Knowing the fats can save your life

Knowing the difference between “good” fat and “bad” fat can impact your health in a positive way. With all the talk of fat wreaking havoc on the body, it can be hard to imagine some fats being healthy.

The good news is that fats known as essential fatty acids, EFAs or Omega-3 and Omega-6 fats, tend to be burned more easily by the body than other types of fat. This type of fat will also help your joints stay healthy, as well as help the body absorb the fat-soluble vitamins A, D, E and K.

While fish, such as salmon or tuna, are the best sources of EFAs, there are other foods for those who don’t enjoy eating that which comes from the ocean. Flax bread or multi-grained breads can often be a good source of Omega-3 fatty acids. Check the nutrition label on the bottom of the loaf—if it’s there—and look for polyunsaturated fat.

Virgin olive oil and oil-based salad dressings are other really good sources of these fatty acids. Forget about ‘light’ salad dressing and choose oil based Italian or Greek dressings with feta and oregano to get the health benefits of EFAs.

Omega-6 fat on the other hand isn’t as hard to come by. It can be found in red meat and a number of other foods. Most Canadians get enough of it in their diet.

Monounsaturated fats, found in nuts and some cooking oils, aren’t as fantastically healthy as the polyunsaturated fats, but as long as they aren’t overdone they do have some benefits, especially for very active people. For those into cardiovascular exercise, remember that the heart prefers fat to carbohydrates for its primary energy source.

By now you might be thinking this whole fat thing is too good to be true. Well, you’re right.

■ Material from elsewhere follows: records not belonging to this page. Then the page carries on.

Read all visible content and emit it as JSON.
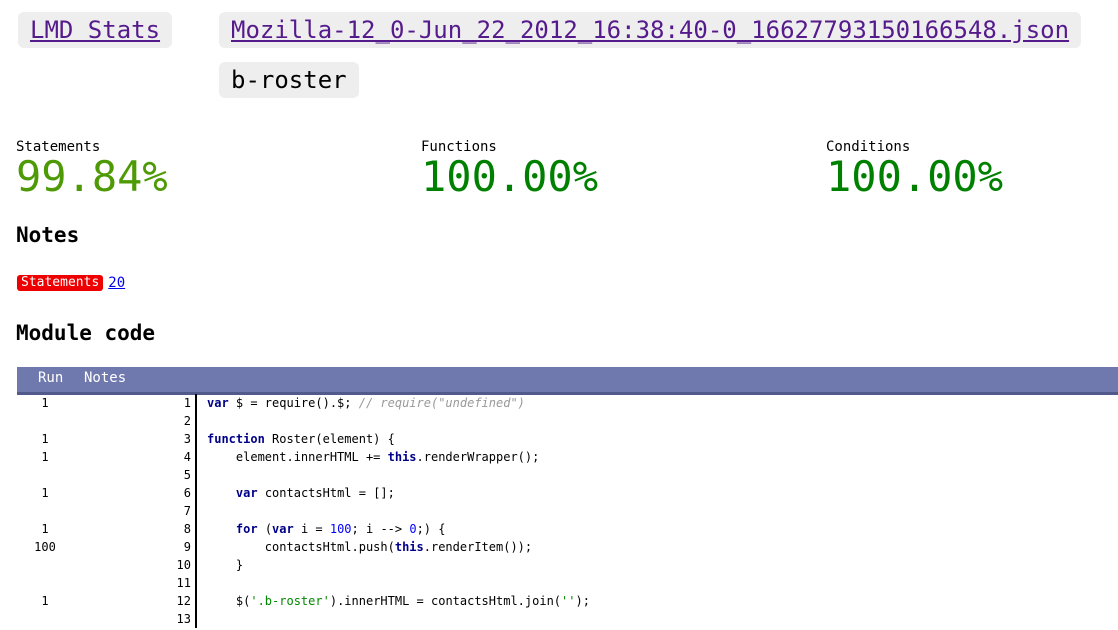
{
  "breadcrumbs": {
    "home": "LMD Stats",
    "file": "Mozilla-12_0-Jun_22_2012_16:38:40-0_16627793150166548.json",
    "module": "b-roster"
  },
  "metrics": [
    {
      "label": "Statements",
      "value": "99.84%",
      "color": "#4e9a06"
    },
    {
      "label": "Functions",
      "value": "100.00%",
      "color": "#008000"
    },
    {
      "label": "Conditions",
      "value": "100.00%",
      "color": "#008000"
    }
  ],
  "notes": {
    "heading": "Notes",
    "badge": "Statements",
    "link": "20"
  },
  "module": {
    "heading": "Module code",
    "columns": {
      "run": "Run",
      "notes": "Notes"
    },
    "lines": [
      {
        "run": "1",
        "ln": "1",
        "tokens": [
          {
            "t": "kw",
            "v": "var"
          },
          {
            "t": "p",
            "v": " $ = require().$; "
          },
          {
            "t": "cm",
            "v": "// require(\"undefined\")"
          }
        ]
      },
      {
        "run": "",
        "ln": "2",
        "tokens": []
      },
      {
        "run": "1",
        "ln": "3",
        "tokens": [
          {
            "t": "kw",
            "v": "function"
          },
          {
            "t": "p",
            "v": " Roster(element) {"
          }
        ]
      },
      {
        "run": "1",
        "ln": "4",
        "tokens": [
          {
            "t": "p",
            "v": "    element.innerHTML += "
          },
          {
            "t": "kw",
            "v": "this"
          },
          {
            "t": "p",
            "v": ".renderWrapper();"
          }
        ]
      },
      {
        "run": "",
        "ln": "5",
        "tokens": []
      },
      {
        "run": "1",
        "ln": "6",
        "tokens": [
          {
            "t": "p",
            "v": "    "
          },
          {
            "t": "kw",
            "v": "var"
          },
          {
            "t": "p",
            "v": " contactsHtml = [];"
          }
        ]
      },
      {
        "run": "",
        "ln": "7",
        "tokens": []
      },
      {
        "run": "1",
        "ln": "8",
        "tokens": [
          {
            "t": "p",
            "v": "    "
          },
          {
            "t": "kw",
            "v": "for"
          },
          {
            "t": "p",
            "v": " ("
          },
          {
            "t": "kw",
            "v": "var"
          },
          {
            "t": "p",
            "v": " i = "
          },
          {
            "t": "nm",
            "v": "100"
          },
          {
            "t": "p",
            "v": "; i --> "
          },
          {
            "t": "nm",
            "v": "0"
          },
          {
            "t": "p",
            "v": ";) {"
          }
        ]
      },
      {
        "run": "100",
        "ln": "9",
        "tokens": [
          {
            "t": "p",
            "v": "        contactsHtml.push("
          },
          {
            "t": "kw",
            "v": "this"
          },
          {
            "t": "p",
            "v": ".renderItem());"
          }
        ]
      },
      {
        "run": "",
        "ln": "10",
        "tokens": [
          {
            "t": "p",
            "v": "    }"
          }
        ]
      },
      {
        "run": "",
        "ln": "11",
        "tokens": []
      },
      {
        "run": "1",
        "ln": "12",
        "tokens": [
          {
            "t": "p",
            "v": "    $("
          },
          {
            "t": "st",
            "v": "'.b-roster'"
          },
          {
            "t": "p",
            "v": ").innerHTML = contactsHtml.join("
          },
          {
            "t": "st",
            "v": "''"
          },
          {
            "t": "p",
            "v": ");"
          }
        ]
      },
      {
        "run": "",
        "ln": "13",
        "tokens": []
      }
    ]
  }
}
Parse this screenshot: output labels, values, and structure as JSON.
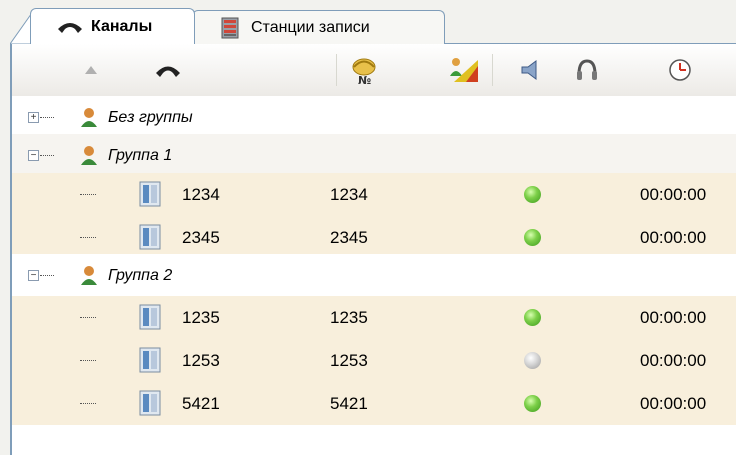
{
  "tabs": [
    {
      "label": "Каналы",
      "icon": "phone-handset-icon",
      "active": true
    },
    {
      "label": "Станции записи",
      "icon": "recording-station-icon",
      "active": false
    }
  ],
  "columns": [
    {
      "icon": "sort-ascending-icon"
    },
    {
      "icon": "phone-handset-icon"
    },
    {
      "icon": "number-phone-icon"
    },
    {
      "icon": "signal-level-icon"
    },
    {
      "icon": "speaker-icon"
    },
    {
      "icon": "headphones-icon"
    },
    {
      "icon": "clock-icon"
    }
  ],
  "groups": [
    {
      "label": "Без группы",
      "expanded": false,
      "channels": []
    },
    {
      "label": "Группа 1",
      "expanded": true,
      "channels": [
        {
          "number": "1234",
          "id": "1234",
          "active": true,
          "time": "00:00:00"
        },
        {
          "number": "2345",
          "id": "2345",
          "active": true,
          "time": "00:00:00"
        }
      ]
    },
    {
      "label": "Группа 2",
      "expanded": true,
      "channels": [
        {
          "number": "1235",
          "id": "1235",
          "active": true,
          "time": "00:00:00"
        },
        {
          "number": "1253",
          "id": "1253",
          "active": false,
          "time": "00:00:00"
        },
        {
          "number": "5421",
          "id": "5421",
          "active": true,
          "time": "00:00:00"
        }
      ]
    }
  ],
  "colors": {
    "status_on": "#5bbf2e",
    "status_off": "#c8c8c8",
    "row_highlight": "#f8efdc",
    "border": "#7f9db9"
  }
}
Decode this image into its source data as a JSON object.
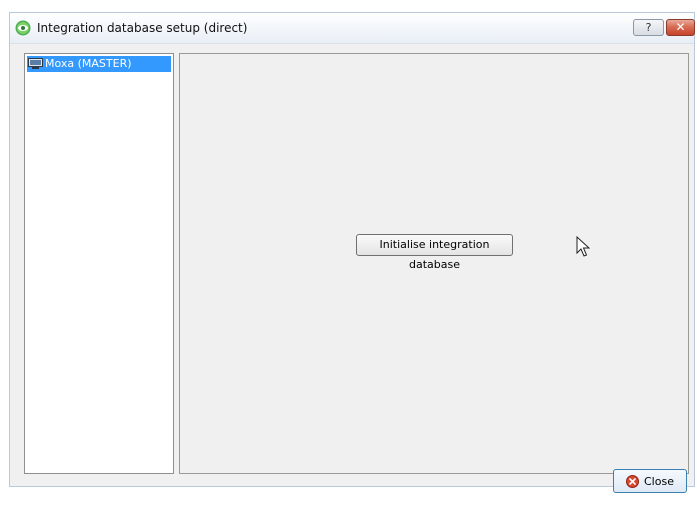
{
  "window": {
    "title": "Integration database setup (direct)",
    "help_glyph": "?",
    "close_glyph": "✕"
  },
  "tree": {
    "items": [
      {
        "label": "Moxa (MASTER)",
        "icon": "monitor-icon",
        "selected": true
      }
    ]
  },
  "content": {
    "init_button_label": "Initialise integration database"
  },
  "footer": {
    "close_label": "Close",
    "close_icon": "close-circle-icon"
  },
  "colors": {
    "selection": "#3399ff",
    "titlebar_close": "#c7442a",
    "window_bg": "#f0f0f0"
  }
}
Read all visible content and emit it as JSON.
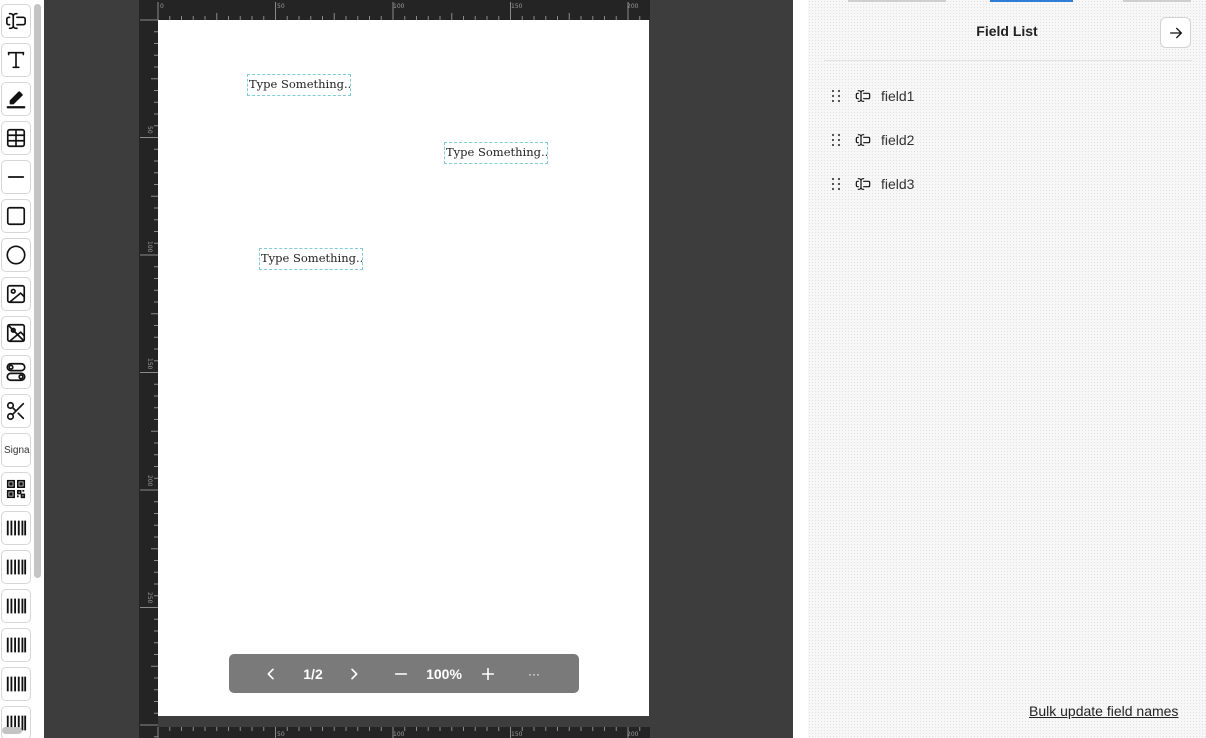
{
  "toolbar": {
    "tools": [
      {
        "name": "text-field-tool",
        "icon": "text-cursor-input-icon"
      },
      {
        "name": "text-tool",
        "icon": "text-icon"
      },
      {
        "name": "line-pen-tool",
        "icon": "pen-icon"
      },
      {
        "name": "table-tool",
        "icon": "table-icon"
      },
      {
        "name": "line-tool",
        "icon": "minus-icon"
      },
      {
        "name": "rectangle-tool",
        "icon": "square-icon"
      },
      {
        "name": "ellipse-tool",
        "icon": "circle-icon"
      },
      {
        "name": "image-tool",
        "icon": "image-icon"
      },
      {
        "name": "svg-tool",
        "icon": "image-off-icon"
      },
      {
        "name": "select-tool",
        "icon": "toggles-icon"
      },
      {
        "name": "checkbox-tool",
        "icon": "pen-off-icon"
      },
      {
        "name": "signature-tool",
        "label": "Signa"
      },
      {
        "name": "qrcode-tool",
        "icon": "qrcode-icon"
      },
      {
        "name": "barcode-tool-1",
        "icon": "barcode-icon"
      },
      {
        "name": "barcode-tool-2",
        "icon": "barcode-icon"
      },
      {
        "name": "barcode-tool-3",
        "icon": "barcode-icon"
      },
      {
        "name": "barcode-tool-4",
        "icon": "barcode-icon"
      },
      {
        "name": "barcode-tool-5",
        "icon": "barcode-icon"
      },
      {
        "name": "barcode-tool-6",
        "icon": "barcode-icon"
      }
    ]
  },
  "rulers": {
    "top_labels": [
      "0",
      "50",
      "100",
      "150",
      "200"
    ],
    "left_labels": [
      "50",
      "100",
      "150",
      "200",
      "250"
    ]
  },
  "page": {
    "fields": [
      {
        "name": "field1",
        "placeholder": "Type Something..."
      },
      {
        "name": "field2",
        "placeholder": "Type Something..."
      },
      {
        "name": "field3",
        "placeholder": "Type Something..."
      }
    ]
  },
  "pager": {
    "page_indicator": "1/2",
    "zoom_level": "100%",
    "more_label": "···"
  },
  "panel": {
    "title": "Field List",
    "fields": [
      {
        "label": "field1"
      },
      {
        "label": "field2"
      },
      {
        "label": "field3"
      }
    ],
    "bulk_update_label": "Bulk update field names"
  },
  "colors": {
    "canvas_bg": "#3d3d3d",
    "ruler_bg": "#242424",
    "field_border": "#7fcbd6",
    "pager_bg": "#7a7a7a"
  }
}
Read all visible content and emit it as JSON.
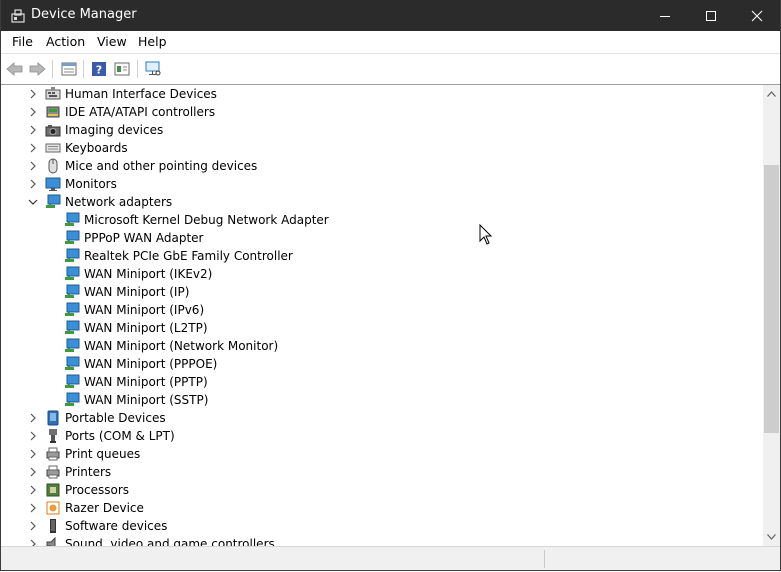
{
  "window": {
    "title": "Device Manager"
  },
  "menu": [
    "File",
    "Action",
    "View",
    "Help"
  ],
  "toolbar": {
    "icons": [
      "back-arrow-icon",
      "forward-arrow-icon",
      "properties-icon",
      "help-icon",
      "update-driver-icon",
      "scan-hardware-icon"
    ]
  },
  "tree": {
    "top_before": [
      {
        "label": "Human Interface Devices",
        "icon": "hid-icon"
      },
      {
        "label": "IDE ATA/ATAPI controllers",
        "icon": "ide-controller-icon"
      },
      {
        "label": "Imaging devices",
        "icon": "camera-icon"
      },
      {
        "label": "Keyboards",
        "icon": "keyboard-icon"
      },
      {
        "label": "Mice and other pointing devices",
        "icon": "mouse-icon"
      },
      {
        "label": "Monitors",
        "icon": "monitor-icon"
      }
    ],
    "expanded": {
      "label": "Network adapters",
      "icon": "network-adapter-icon",
      "children": [
        "Microsoft Kernel Debug Network Adapter",
        "PPPoP WAN Adapter",
        "Realtek PCIe GbE Family Controller",
        "WAN Miniport (IKEv2)",
        "WAN Miniport (IP)",
        "WAN Miniport (IPv6)",
        "WAN Miniport (L2TP)",
        "WAN Miniport (Network Monitor)",
        "WAN Miniport (PPPOE)",
        "WAN Miniport (PPTP)",
        "WAN Miniport (SSTP)"
      ]
    },
    "top_after": [
      {
        "label": "Portable Devices",
        "icon": "portable-device-icon"
      },
      {
        "label": "Ports (COM & LPT)",
        "icon": "port-icon"
      },
      {
        "label": "Print queues",
        "icon": "print-queue-icon"
      },
      {
        "label": "Printers",
        "icon": "printer-icon"
      },
      {
        "label": "Processors",
        "icon": "processor-icon"
      },
      {
        "label": "Razer Device",
        "icon": "razer-device-icon"
      },
      {
        "label": "Software devices",
        "icon": "software-device-icon"
      },
      {
        "label": "Sound, video and game controllers",
        "icon": "sound-icon"
      }
    ]
  }
}
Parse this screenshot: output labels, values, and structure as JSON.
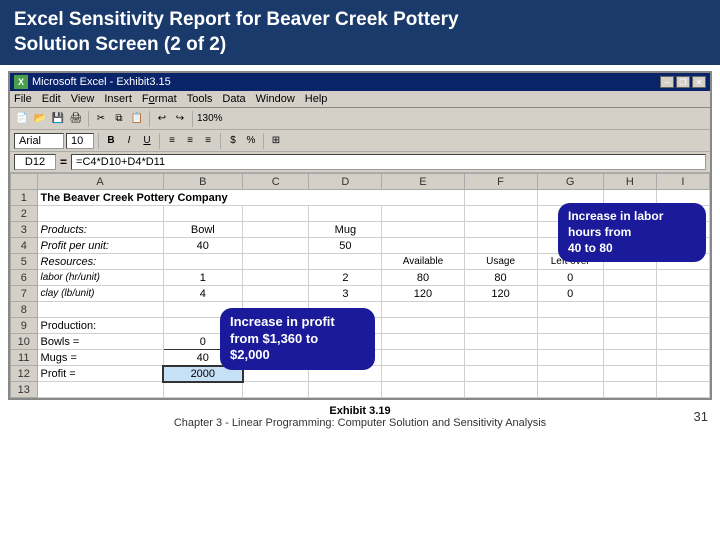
{
  "header": {
    "title_line1": "Excel Sensitivity Report for Beaver Creek Pottery",
    "title_line2": "Solution Screen (2 of 2)"
  },
  "titlebar": {
    "app": "Microsoft Excel - Exhibit3.15",
    "min": "–",
    "restore": "❐",
    "close": "✕"
  },
  "menubar": {
    "items": [
      "File",
      "Edit",
      "View",
      "Insert",
      "Format",
      "Tools",
      "Data",
      "Window",
      "Help"
    ]
  },
  "formulabar": {
    "cellref": "D12",
    "formula": "=C4*D10+D4*D11"
  },
  "spreadsheet": {
    "company": "The Beaver Creek Pottery Company",
    "columns": [
      "",
      "A",
      "B",
      "C",
      "D",
      "E",
      "F",
      "G"
    ],
    "rows": [
      {
        "num": "1",
        "cells": {
          "a": "The Beaver Creek Pottery Company",
          "b": "",
          "c": "",
          "d": "",
          "e": "",
          "f": "",
          "g": ""
        }
      },
      {
        "num": "2",
        "cells": {}
      },
      {
        "num": "3",
        "cells": {
          "a": "Products:",
          "b": "Bowl",
          "c": "",
          "d": "Mug",
          "e": "",
          "f": "",
          "g": ""
        }
      },
      {
        "num": "4",
        "cells": {
          "a": "Profit per unit:",
          "b": "40",
          "c": "",
          "d": "50",
          "e": "",
          "f": "",
          "g": ""
        }
      },
      {
        "num": "5",
        "cells": {
          "a": "Resources:",
          "b": "",
          "c": "",
          "d": "",
          "e": "Available",
          "f": "Usage",
          "g": "Left over"
        }
      },
      {
        "num": "6",
        "cells": {
          "a": "labor (hr/unit)",
          "b": "1",
          "c": "",
          "d": "2",
          "e": "80",
          "f": "80",
          "g": "0"
        }
      },
      {
        "num": "7",
        "cells": {
          "a": "clay (lb/unit)",
          "b": "4",
          "c": "",
          "d": "3",
          "e": "120",
          "f": "120",
          "g": "0"
        }
      },
      {
        "num": "8",
        "cells": {}
      },
      {
        "num": "9",
        "cells": {
          "a": "Production:"
        }
      },
      {
        "num": "10",
        "cells": {
          "a": "Bowls =",
          "b": "0"
        }
      },
      {
        "num": "11",
        "cells": {
          "a": "Mugs =",
          "b": "40"
        }
      },
      {
        "num": "12",
        "cells": {
          "a": "Profit =",
          "b": "2000",
          "selected": true
        }
      },
      {
        "num": "13",
        "cells": {}
      }
    ]
  },
  "callouts": {
    "labor": {
      "line1": "Increase in labor",
      "line2": "hours from",
      "line3": "40 to 80"
    },
    "profit": {
      "line1": "Increase in profit",
      "line2": "from $1,360 to",
      "line3": "$2,000"
    }
  },
  "footer": {
    "exhibit": "Exhibit 3.19",
    "caption": "Chapter 3 - Linear Programming: Computer Solution and Sensitivity Analysis",
    "page": "31"
  }
}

Most of the fats North Americans eat are saturated fats, which might well be called “fast food fat.” Saturated fats are also listed on some nutrition labels and should generally be avoided. They can be found in milk and red meat, foods that definitely should not be avoided. Try to choose low-fat milk or cheeses and take the visible fats off of your meat. Cutting hamburgers out of your diet is also a good idea. Trans fats on the other hand could equally have been called evil fats. These “fake fats” are usually manufactured by food processing companies, and are often combined with sugar to make cookies or other baked goods. They should always be avoided. French fries contain lots of this stuff, and so does hard margarine. New soft margarine now on the market is a much healthier choice.

The body generally finds saturated and trans fats hard to burn as energy so it either stores them or turns them into cholesterol, which is a bad thing for most people.

The trick is to spend some time reading the nutrition labels on the food you buy. And, obviously, everyone should work to eliminate saturated and especially trans-fatty acids.